As I have mentioned a time or two in my columns—and anyone who knows me or has interacted with me for more than five minutes has figured out—I am a people pleaser.
Like it’s bad. It’s a serious issue.
It dominates my thoughts. I’m constantly thinking about if people like me or not. And if I think they might not, what could I do to make them like me more. Or if they do, how can I keep that going?
A friend and I had a conversation about it not that long ago. He is an editor for another paper. I told him that I think it makes me not as good at my job because I am scared to let people down. I tell them what I think they want to hear and not necessarily what I should tell them.
I also said I think it makes me selfish. He argued that it just makes me nice and a good person.
I don’t think it does though. I think it genuinely makes me selfish. I mean there is some of the “I really do want others to be happy”. I do get joy from helping out someone and seeing them get something out of it whether that is relief, happiness or anything else. But if I am honest, there is always that underlying need to be liked.
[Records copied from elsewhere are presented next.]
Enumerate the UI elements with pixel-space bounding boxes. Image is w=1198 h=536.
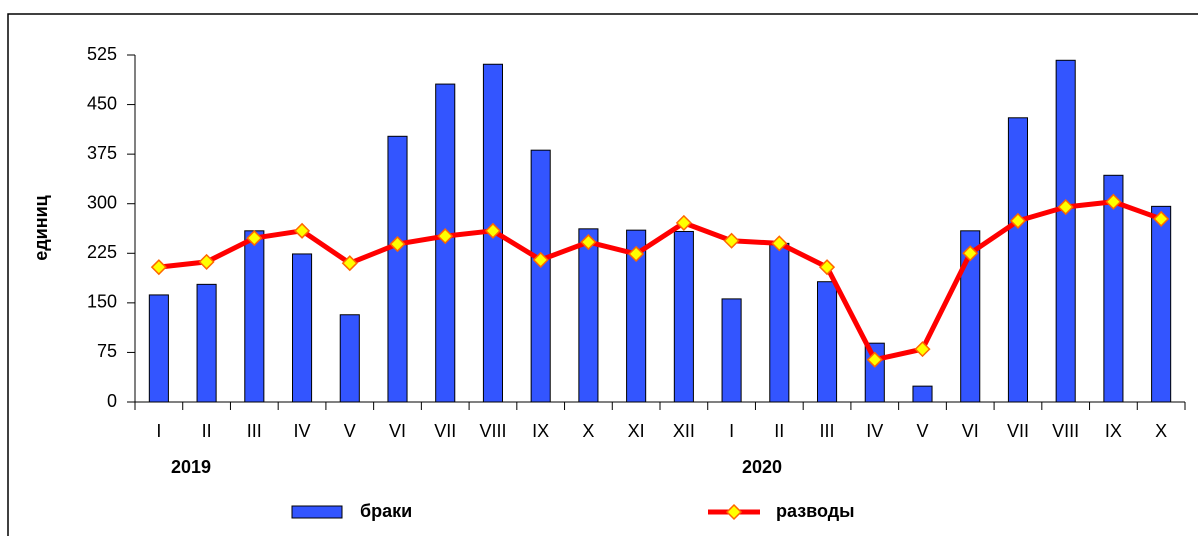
marker <box>532 251 549 268</box>
marker <box>914 341 931 358</box>
marker <box>1057 198 1074 216</box>
x-tick-label: II <box>202 421 212 441</box>
y-tick-label: 450 <box>87 93 117 113</box>
y-tick-label: 75 <box>97 341 117 361</box>
marker <box>723 232 740 249</box>
bar <box>196 283 217 403</box>
x-tick-label: III <box>247 421 262 441</box>
x-tick-label: XI <box>628 421 645 441</box>
y-axis-label: единиц <box>31 195 51 261</box>
y-tick-label: 375 <box>87 143 117 163</box>
x-tick-label: VII <box>1007 421 1029 441</box>
marker <box>866 351 883 368</box>
marker <box>675 214 692 231</box>
x-tick-label: IV <box>294 421 311 441</box>
x-tick-label: X <box>1155 421 1167 441</box>
legend-label: браки <box>360 501 412 521</box>
bar <box>292 253 313 403</box>
marker <box>771 235 788 252</box>
marker <box>580 233 597 251</box>
x-tick-label: VIII <box>1052 421 1079 441</box>
x-tick-label: XII <box>673 421 695 441</box>
y-tick-label: 225 <box>87 242 117 262</box>
bar <box>1055 59 1076 403</box>
year-label: 2020 <box>742 457 782 477</box>
x-tick-label: II <box>774 421 784 441</box>
chart-frame <box>7 13 1198 536</box>
marker <box>962 245 979 262</box>
bar <box>817 281 838 403</box>
marker <box>628 245 645 263</box>
marker <box>484 222 502 239</box>
x-tick-label: I <box>156 421 161 441</box>
x-tick-label: X <box>582 421 594 441</box>
bar <box>1007 117 1029 403</box>
x-tick-label: I <box>729 421 734 441</box>
legend-label: разводы <box>776 501 855 521</box>
marker <box>341 255 358 272</box>
bar <box>244 230 265 403</box>
marker <box>293 222 311 239</box>
legend-marker <box>725 503 743 521</box>
x-tick-label: VII <box>434 421 456 441</box>
x-tick-label: VI <box>389 421 406 441</box>
bar <box>673 230 694 403</box>
x-tick-label: IV <box>866 421 883 441</box>
marker <box>198 253 215 270</box>
bar <box>387 135 408 403</box>
x-tick-label: III <box>820 421 835 441</box>
bar <box>578 228 599 403</box>
x-tick-label: IX <box>532 421 549 441</box>
marker <box>389 235 406 253</box>
marker <box>1105 193 1122 210</box>
marker <box>150 259 167 276</box>
x-tick-label: IX <box>1105 421 1122 441</box>
y-tick-label: 0 <box>107 391 117 411</box>
marker <box>818 259 836 276</box>
y-tick-label: 525 <box>87 44 117 64</box>
bar <box>148 294 169 403</box>
bar <box>769 242 790 403</box>
bar <box>530 149 551 403</box>
marker <box>246 230 263 247</box>
marker <box>437 228 454 245</box>
x-tick-label: VI <box>962 421 979 441</box>
marker <box>1153 210 1170 227</box>
year-label: 2019 <box>171 457 211 477</box>
x-tick-label: VIII <box>479 421 506 441</box>
x-tick-label: V <box>916 421 928 441</box>
bar <box>912 385 933 403</box>
bar <box>339 314 360 403</box>
x-tick-label: V <box>344 421 356 441</box>
y-tick-label: 300 <box>87 192 117 212</box>
bar <box>1151 205 1172 403</box>
legend-swatch <box>291 505 343 519</box>
marker <box>1009 212 1027 229</box>
line <box>158 199 1162 363</box>
bar <box>721 298 742 403</box>
y-tick-label: 150 <box>87 292 117 312</box>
And while often it is fine and no one gets hurt (and both of us even benefit), it can sometimes be pretty
bad.
In fact, I probably should have started this out by stating “My name is Laura and I am a people pleaser.”
Not to make light of alcoholism, because I think that people-pleasing can also wreak havoc on lives in very similar ways.
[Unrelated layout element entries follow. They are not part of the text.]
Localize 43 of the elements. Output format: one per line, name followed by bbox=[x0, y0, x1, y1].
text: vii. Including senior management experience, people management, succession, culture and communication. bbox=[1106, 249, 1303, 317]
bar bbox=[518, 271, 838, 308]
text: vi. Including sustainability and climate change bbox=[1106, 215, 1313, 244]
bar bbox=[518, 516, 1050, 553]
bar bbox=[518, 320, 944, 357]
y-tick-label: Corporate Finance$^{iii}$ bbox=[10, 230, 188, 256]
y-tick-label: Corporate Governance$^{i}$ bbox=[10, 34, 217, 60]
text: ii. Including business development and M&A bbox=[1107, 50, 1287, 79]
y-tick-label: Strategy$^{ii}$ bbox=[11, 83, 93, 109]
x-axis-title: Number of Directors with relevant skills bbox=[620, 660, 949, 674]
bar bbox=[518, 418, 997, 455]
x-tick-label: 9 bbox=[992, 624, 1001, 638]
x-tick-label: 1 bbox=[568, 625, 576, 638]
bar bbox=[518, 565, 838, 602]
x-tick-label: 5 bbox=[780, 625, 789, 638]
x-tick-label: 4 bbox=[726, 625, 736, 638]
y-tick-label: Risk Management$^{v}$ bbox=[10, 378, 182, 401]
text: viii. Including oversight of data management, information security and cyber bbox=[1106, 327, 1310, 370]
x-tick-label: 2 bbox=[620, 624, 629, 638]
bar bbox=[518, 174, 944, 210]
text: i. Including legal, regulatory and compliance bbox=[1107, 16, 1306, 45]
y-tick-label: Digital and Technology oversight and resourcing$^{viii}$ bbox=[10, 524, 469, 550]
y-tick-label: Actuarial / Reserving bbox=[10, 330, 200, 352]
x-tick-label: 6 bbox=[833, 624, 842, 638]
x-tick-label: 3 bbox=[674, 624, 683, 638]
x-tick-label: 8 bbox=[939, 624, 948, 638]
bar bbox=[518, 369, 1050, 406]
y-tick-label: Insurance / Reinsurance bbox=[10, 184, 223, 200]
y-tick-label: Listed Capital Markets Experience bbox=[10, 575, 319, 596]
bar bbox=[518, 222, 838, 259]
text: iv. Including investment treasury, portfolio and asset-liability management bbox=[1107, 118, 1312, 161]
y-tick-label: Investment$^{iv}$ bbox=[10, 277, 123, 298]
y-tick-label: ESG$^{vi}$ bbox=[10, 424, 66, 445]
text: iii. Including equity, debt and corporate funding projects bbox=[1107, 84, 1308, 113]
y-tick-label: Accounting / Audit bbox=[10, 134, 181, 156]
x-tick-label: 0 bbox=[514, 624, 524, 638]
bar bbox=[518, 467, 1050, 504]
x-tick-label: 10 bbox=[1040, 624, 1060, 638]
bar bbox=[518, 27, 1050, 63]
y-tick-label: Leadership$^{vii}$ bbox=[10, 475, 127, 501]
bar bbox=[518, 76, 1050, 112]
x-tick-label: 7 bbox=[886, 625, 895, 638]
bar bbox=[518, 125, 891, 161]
My cousin, who happens to be my very best friend in the whole entire world, had to call me out on it when my people-pleasing almost ruined our relationship and it caused some major issues in other family relationships. Okay, it wouldn’t have ruined our relationship because she is way
cooler than me and always has and always will love me more than I deserve, but it made me really
unlikeable.
The people-pleasing made me a lying, horrible person. She helped me see that while I thought that I was being this kind and caring person doing so much for others, I was letting down those who loved me most not to mention I was hurting myself—all to please people who really didn’t even matter.
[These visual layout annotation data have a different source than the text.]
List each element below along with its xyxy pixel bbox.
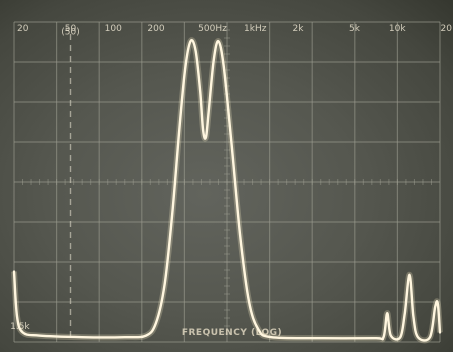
x-tick-label: 10k	[389, 24, 406, 34]
series-line	[12, 38, 442, 342]
x-tick-label: 20	[17, 24, 29, 34]
x-tick-label: 100	[105, 24, 122, 34]
spectrum-trace	[11, 37, 443, 344]
x-tick-label: 1kHz	[244, 24, 267, 34]
x-tick-labels: 20 50 100 200 500Hz 1kHz 2k 5k 10k 20	[17, 24, 452, 34]
annotation-label: 1.5k	[10, 322, 30, 332]
x-tick-label: 50	[65, 24, 77, 34]
x-tick-label: 200	[147, 24, 164, 34]
annotations: (50) 1.5k	[10, 28, 80, 332]
x-axis-label: FREQUENCY (LOG)	[182, 328, 282, 338]
x-tick-label: 2k	[293, 24, 305, 34]
annotation-label: (50)	[61, 28, 79, 38]
x-tick-label: 20	[441, 24, 453, 34]
x-tick-label: 5k	[349, 24, 361, 34]
x-tick-label: 500Hz	[198, 24, 227, 34]
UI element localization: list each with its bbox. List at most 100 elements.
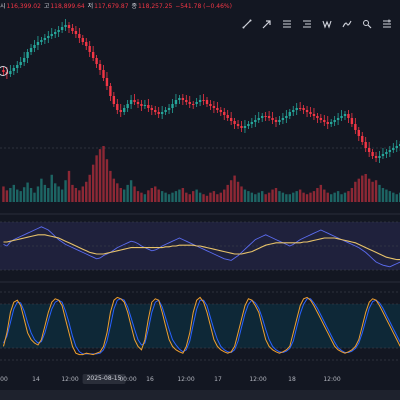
candle-body (254, 120, 257, 122)
volume-bar (105, 159, 109, 202)
candle-body (385, 152, 388, 154)
time-tick-label: 12:00 (323, 376, 341, 383)
brush-tool-icon[interactable] (338, 16, 356, 32)
candle-body (371, 152, 374, 156)
candle-body (192, 104, 195, 105)
volume-bar (126, 184, 129, 202)
time-tick-label: 12:00 (249, 376, 267, 383)
candle-body (95, 58, 98, 64)
volume-bar (229, 180, 233, 202)
line-tool-icon[interactable] (238, 16, 256, 32)
volume-bar (395, 194, 398, 202)
candle-body (136, 102, 140, 104)
volume-bar (219, 192, 222, 202)
candle-body (257, 118, 260, 120)
measure-tool-icon[interactable] (358, 16, 376, 32)
ohlc-low-value: 117,679.87 (94, 3, 129, 10)
candle-body (150, 108, 153, 110)
volume-bar (233, 175, 236, 202)
pattern-tool-icon[interactable] (298, 16, 316, 32)
volume-bar (292, 192, 295, 202)
volume-bar (64, 180, 67, 202)
volume-bar (40, 178, 43, 202)
volume-bar (43, 184, 47, 202)
candle-body (36, 42, 40, 45)
candlestick-series (2, 19, 400, 163)
arrow-tool-icon[interactable] (258, 16, 276, 32)
candle-body (364, 142, 367, 148)
candle-body (261, 116, 264, 118)
volume-bar (60, 189, 64, 202)
volume-bar (278, 191, 281, 202)
drawing-toolbar (238, 16, 396, 32)
volume-bar (50, 174, 53, 202)
volume-bar (212, 191, 216, 202)
candle-body (330, 122, 333, 124)
volume-bar (47, 188, 50, 202)
volume-bar (195, 189, 198, 202)
candle-body (123, 108, 126, 112)
candle-body (240, 126, 243, 128)
volume-bar (316, 188, 319, 202)
volume-bar (91, 164, 95, 202)
volume-bar (143, 194, 147, 202)
volume-bar (202, 194, 205, 202)
ohlc-close-value: 118,257.25 (137, 3, 173, 10)
volume-bar (164, 192, 167, 202)
time-axis[interactable]: 00 14 12:00 2025-08-15 00:00 16 12:00 17 12:00 18… (0, 372, 400, 388)
volume-bar (109, 170, 112, 202)
stochastic-indicator (3, 296, 400, 356)
volume-bar (285, 194, 288, 202)
volume-bar (19, 191, 22, 202)
ohlc-high-value: 118,899.64 (50, 3, 85, 10)
candle-body (102, 70, 105, 78)
candle-body (381, 154, 385, 156)
volume-series (2, 146, 400, 202)
volume-bar (378, 184, 381, 202)
candle-body (309, 112, 312, 114)
volume-bar (81, 186, 84, 202)
candle-body (219, 110, 222, 112)
grid-lines (0, 147, 400, 361)
time-scrollbar[interactable] (0, 390, 400, 400)
candle-body (81, 38, 84, 42)
candle-body (292, 110, 295, 112)
volume-bar (350, 188, 354, 202)
volume-bar (309, 192, 312, 202)
volume-bar (250, 192, 254, 202)
volume-bar (26, 182, 29, 202)
volume-bar (343, 192, 347, 202)
volume-bar (361, 175, 364, 202)
volume-bar (388, 191, 392, 202)
candle-body (378, 156, 381, 158)
volume-bar (119, 188, 122, 202)
volume-bar (326, 192, 329, 202)
candle-body (288, 112, 291, 116)
time-tick-label: 12:00 (61, 376, 79, 383)
volume-bar (78, 190, 81, 202)
volume-bar (88, 174, 91, 202)
candle-body (223, 112, 226, 115)
candle-body (298, 108, 302, 109)
candle-body (174, 100, 178, 104)
candle-body (340, 116, 343, 118)
volume-bar (240, 186, 243, 202)
volume-bar (54, 183, 57, 202)
chart-settings-icon[interactable] (0, 66, 8, 76)
candle-body (40, 40, 43, 42)
candle-body (395, 146, 398, 148)
volume-bar (147, 190, 150, 202)
volume-bar (123, 189, 126, 202)
text-tool-icon[interactable] (318, 16, 336, 32)
fib-tool-icon[interactable] (278, 16, 296, 32)
volume-bar (274, 188, 278, 202)
volume-bar (385, 189, 388, 202)
candle-body (19, 62, 22, 65)
candle-body (78, 34, 81, 38)
candle-body (281, 118, 285, 120)
candle-body (209, 104, 212, 106)
more-tools-icon[interactable] (378, 16, 396, 32)
volume-bar (340, 194, 343, 202)
candle-body (91, 52, 95, 58)
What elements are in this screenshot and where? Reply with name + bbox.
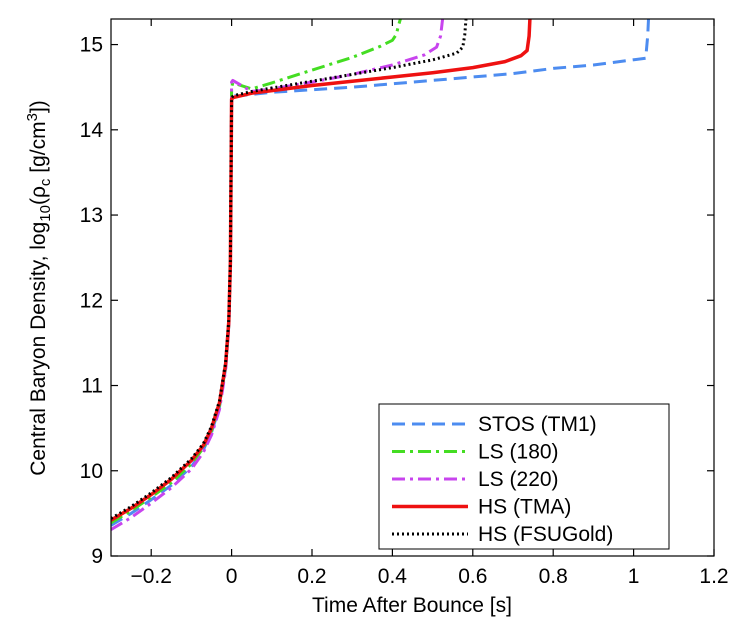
y-label-sup: 3: [24, 113, 41, 121]
plot-frame: [110, 18, 715, 557]
x-tick-label: 0: [226, 565, 238, 588]
y-tick-label: 10: [80, 460, 103, 483]
y-label-prefix: Central Baryon Density, log: [27, 222, 50, 476]
legend-label: LS (220): [478, 468, 559, 491]
y-label-suffix: ]): [27, 100, 50, 113]
ticks-layer: −0.2 0 0.2 0.4 0.6 0.8 1 1.2 9 10 11 12 13 14 15: [80, 19, 729, 588]
x-tick-label: 1.2: [699, 565, 728, 588]
series-line-hs-fsugold: [111, 19, 468, 520]
legend: STOS (TM1) LS (180) LS (220) HS (TMA) HS (FS…: [378, 403, 670, 550]
x-tick-label: 0.8: [539, 565, 568, 588]
legend-label: LS (180): [478, 441, 559, 464]
x-tick-label: 0.2: [297, 565, 326, 588]
y-label-sub2: c: [37, 178, 54, 186]
series-line-stos-tm1: [111, 19, 650, 527]
legend-label: STOS (TM1): [478, 413, 597, 436]
y-tick-label: 9: [91, 545, 103, 568]
y-tick-label: 15: [80, 34, 103, 57]
y-tick-label: 12: [80, 289, 103, 312]
y-label-mid1: (ρ: [27, 186, 50, 205]
legend-label: HS (FSUGold): [478, 523, 613, 546]
series-layer: [111, 19, 650, 531]
x-tick-label: 0.4: [378, 565, 408, 588]
legend-box: [378, 403, 670, 550]
x-tick-label: 0.6: [458, 565, 487, 588]
x-tick-label: −0.2: [130, 565, 171, 588]
x-axis-label: Time After Bounce [s]: [312, 594, 512, 617]
y-label-mid2: [g/cm: [27, 121, 50, 178]
y-axis-label: Central Baryon Density, log10(ρc [g/cm3]…: [24, 100, 54, 476]
y-tick-label: 14: [80, 119, 104, 142]
y-tick-label: 11: [81, 375, 103, 398]
x-tick-label: 1: [628, 565, 640, 588]
legend-label: HS (TMA): [478, 496, 571, 519]
y-tick-label: 13: [80, 204, 103, 227]
y-label-sub1: 10: [37, 205, 54, 222]
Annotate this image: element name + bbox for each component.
And to me, that was the opposite of people-pleasing and so completely unselfish. She risked me not liking her at all to tell me something really hard. And we both, not to mention our relationship, gained huge rewards out of it. It really opened my eyes to just how selfish my people-pleasing is and how much it hurts those I care about the most.
So I am working really hard on this. I think the key, maybe a lot like overcoming alcoholism, is honesty as well as being able to face hard emotions. Like what is the worst thing if someone doesn’t like me? What will happen? Will the world end? Do I even like the person I am trying to please? Because sometimes I really don’t so how dumb is that?! And what is driving my need to be liked?
Feel free to ask me how this is going if you see me. Or let me know if you have this struggle. Do you
think this is a selfishness issue or just being a nice person? Or maybe a little bit of both? I would love to discuss it more. But only if it makes you like me! Kidding…mostly.